Il cosiddetto «Terzo Polo» tra le cui fila c’è Renzi, si propone di riformare il sistema e di adattarla alla politica neo-aziendalista scelta da Draghi e dal ministro uscente dell’Istruzione Bianchi (in quota Pd) per finanziare gli Istituti tecnici superiori (Its) con 1,5 miliardi di euro del Pnrr. Si tratta di un sovradimensionamento colossale di un segmento specifico della formazione aziendale, foriera di nuove possibili disuguaglianze territoriali che squilibreranno ancora di più la formazione tecnico-professionale di nuovo riformata. I renzian-calendiani declinano l’”alternanza scuola lavoro” secondo il modello tedesco che ha una grande ascendenza in un paese subfornitore della Germania. Parlano di «percorsi duali in apprendistato» il cui scopo è «anticipare il contatto dei giovani con il mondo del lavoro». Nessuna considerazione sul fatto che ciò significa inserire gli studenti nelle dinamiche necropolitiche del lavoro e esporli al rischio di entrare nel tragico conteggio dei morti e dei feriti.

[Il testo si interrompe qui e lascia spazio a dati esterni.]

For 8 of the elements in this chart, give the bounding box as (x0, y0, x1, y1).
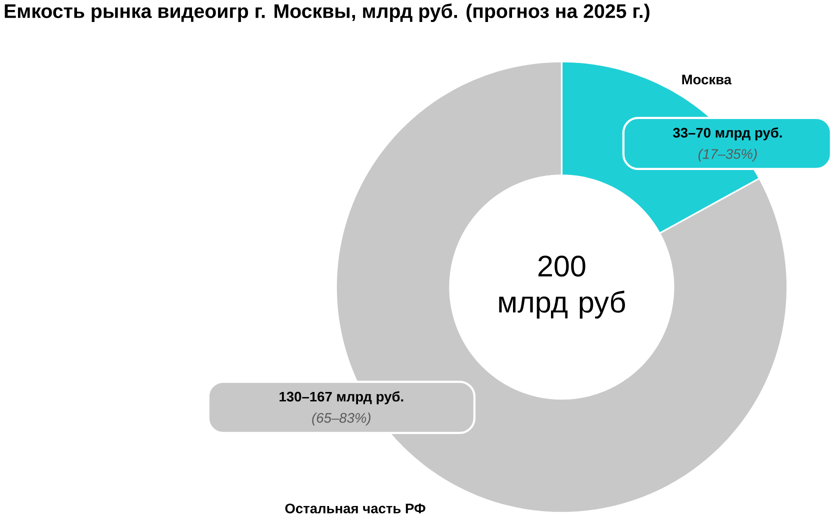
chart-title: Емкость рынка видеоигр г. Москвы, млрд руб. (прогноз на 2025 г.) (4, 4, 650, 22)
text: (17–35%) (698, 148, 757, 162)
text: (65–83%) (312, 412, 370, 426)
slice-label: Остальная часть РФ (285, 504, 426, 514)
data-label: 130–167 млрд руб. (280, 391, 404, 404)
data-label: 33–70 млрд руб. (673, 127, 782, 140)
slice-label: Москва (682, 74, 732, 84)
text: 200 млрд руб (499, 256, 625, 319)
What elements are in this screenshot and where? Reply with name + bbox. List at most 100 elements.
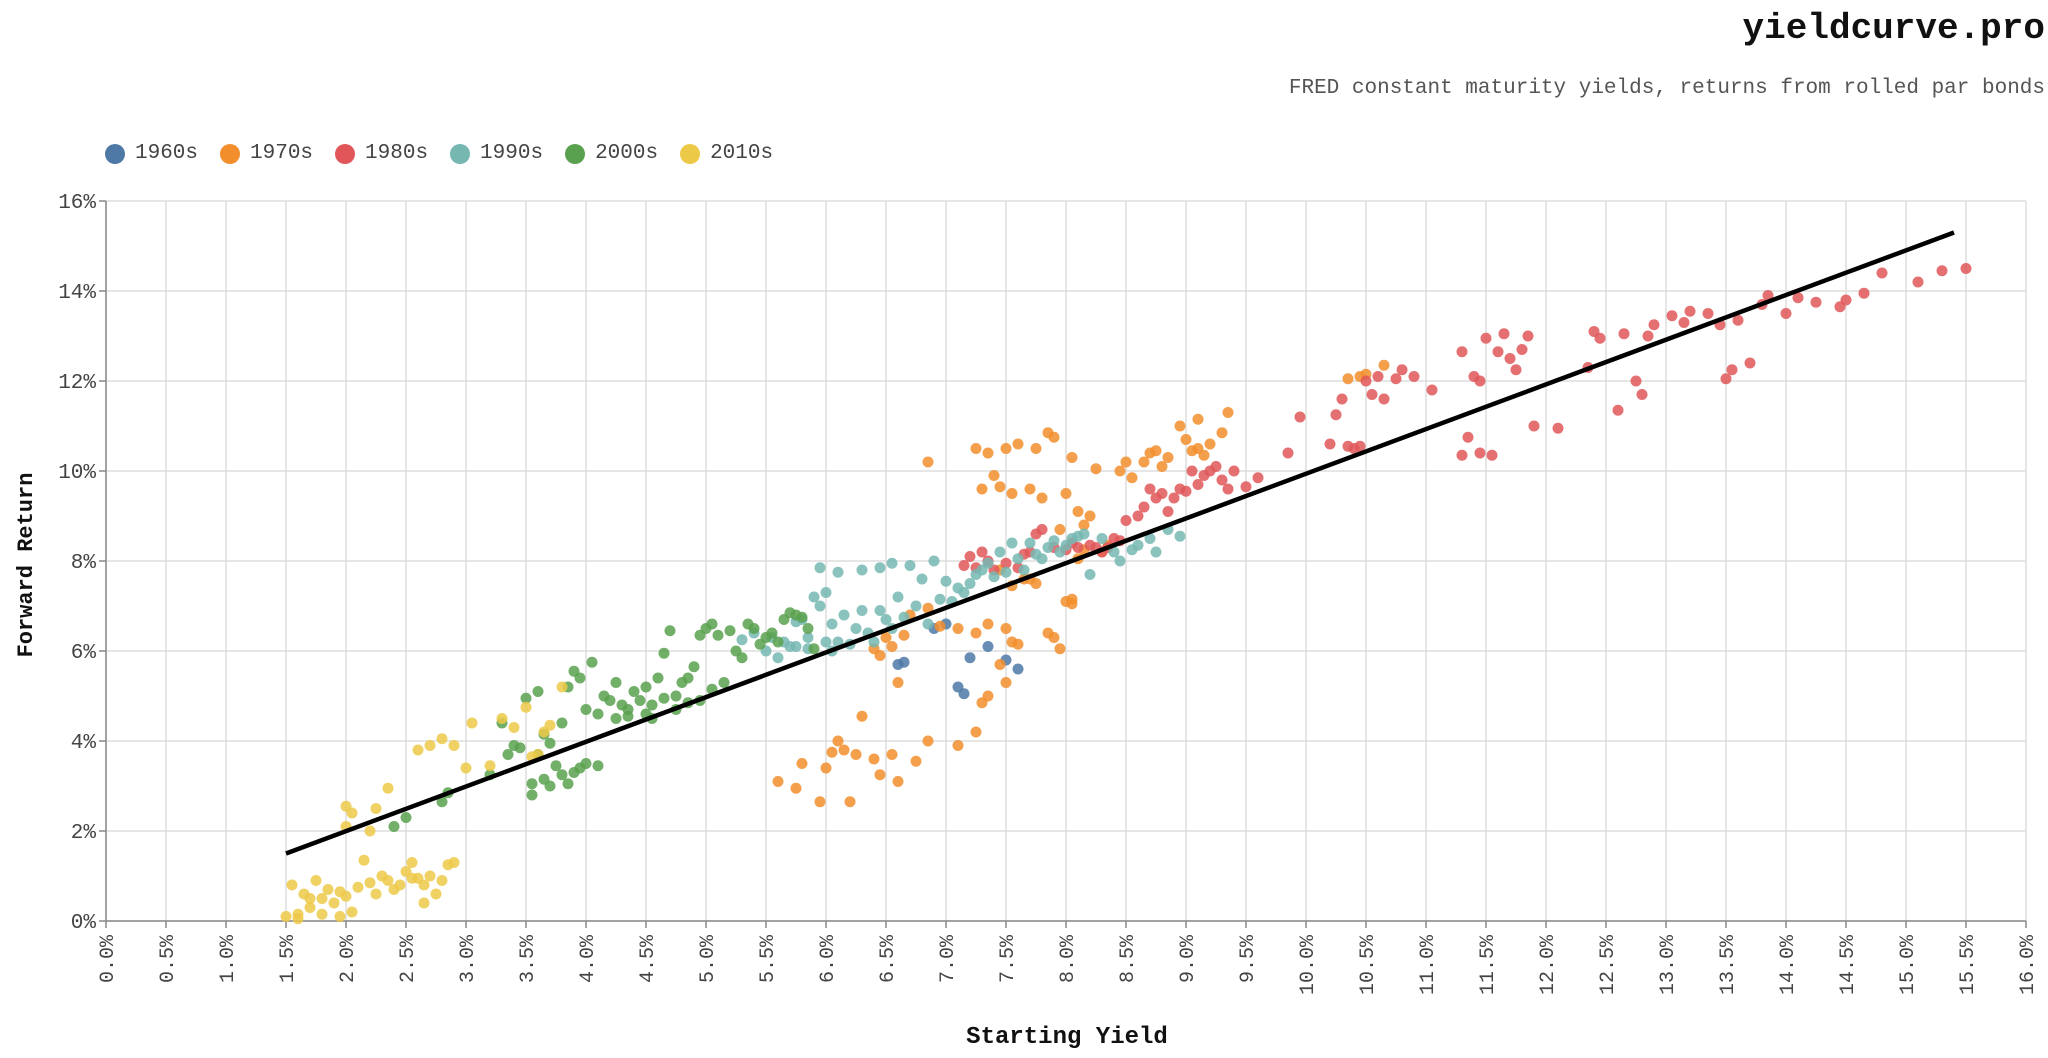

Le destre, annunciate vincitrici delle elezioni, si tengono le mani libere. Parlano di «riforma dei Pcto». Sconosciuta è la direzione che potrebbe prendere una nozione così vaga e inconsistente. Però questo è un segnale indicativo della confusione che regna sull’argomento, oltre che la dimostrazione che le destre ritengano superfluo dire qualsiasi cosa su un problema che non è ritenuto tale.

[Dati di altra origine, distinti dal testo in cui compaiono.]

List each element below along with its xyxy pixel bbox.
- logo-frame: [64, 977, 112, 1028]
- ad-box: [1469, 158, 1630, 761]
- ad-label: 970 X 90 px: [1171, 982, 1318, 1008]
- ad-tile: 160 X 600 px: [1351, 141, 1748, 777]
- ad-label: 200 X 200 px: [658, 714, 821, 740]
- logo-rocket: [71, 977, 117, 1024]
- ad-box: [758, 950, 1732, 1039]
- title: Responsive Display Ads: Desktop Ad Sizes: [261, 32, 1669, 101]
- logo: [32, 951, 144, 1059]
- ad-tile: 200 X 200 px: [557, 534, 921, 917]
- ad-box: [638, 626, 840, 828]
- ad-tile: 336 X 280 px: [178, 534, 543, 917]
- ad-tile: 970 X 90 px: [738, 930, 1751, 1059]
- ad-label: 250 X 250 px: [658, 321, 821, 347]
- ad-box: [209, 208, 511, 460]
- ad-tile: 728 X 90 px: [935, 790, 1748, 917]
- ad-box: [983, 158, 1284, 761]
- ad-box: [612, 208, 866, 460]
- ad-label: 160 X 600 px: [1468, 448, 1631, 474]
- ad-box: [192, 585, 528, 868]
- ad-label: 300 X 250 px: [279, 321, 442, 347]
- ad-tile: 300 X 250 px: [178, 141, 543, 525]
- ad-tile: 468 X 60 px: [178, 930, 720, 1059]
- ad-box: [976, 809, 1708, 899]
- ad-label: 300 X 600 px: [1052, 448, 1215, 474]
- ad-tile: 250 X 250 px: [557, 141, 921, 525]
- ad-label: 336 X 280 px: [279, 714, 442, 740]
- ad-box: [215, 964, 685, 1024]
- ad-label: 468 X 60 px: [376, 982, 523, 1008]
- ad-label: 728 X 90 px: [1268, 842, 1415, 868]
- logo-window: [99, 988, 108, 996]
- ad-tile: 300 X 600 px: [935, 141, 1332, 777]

Alla base dei detti, e dei non detti, elettorali c’è una contraddizione di fondo della scuola capitalistica: collegata strutturalmente al mercato del lavoro, e ignara del fatto che dovrebbe invece essere l’espressione di una democrazia, essa esclude l’idea dell’autonomia nei saperi e nelle pratiche. E dunque anche la resistenza contro i ricatti di un lavoro sempre più alienato e brutale. Di questo non si discute nemmeno tra i sindacati che chiedono tutt’al più «una modifica normativa», l’«abolizione dell’obbligatorietà», «standard rigorosi e vincolanti per le imprese». Richieste anche giuste, ma prima andrebbe ripensato il senso della scuola, e del mercato del lavoro. Un programma politico minimo, ma necessario per superare l’impotenza organizzata in cui agonizziamo.

Ciò che è sconvolgente è che le morti di Lorenzo e Giuseppe prima, lo studente ustionato gravissimo a Merano a maggio, il decesso di Giuliano dell’altro ieri sono stati intesi come eventi eccezionali in un sistema perfettibile. La protesta contro la mostruosa normalità di questa idea è ripresa tra gennaio e aprile di quest’anno e ha resistito anche alle manganellate del «governo dei migliori». è un fiore nel deserto di un paese cinico, intorpidito e assuefatto alla tossicità quotidiana. Il suo futuro è nelle mani degli studenti. E di tutti coloro che non accettano di consegnarli a questo orrore.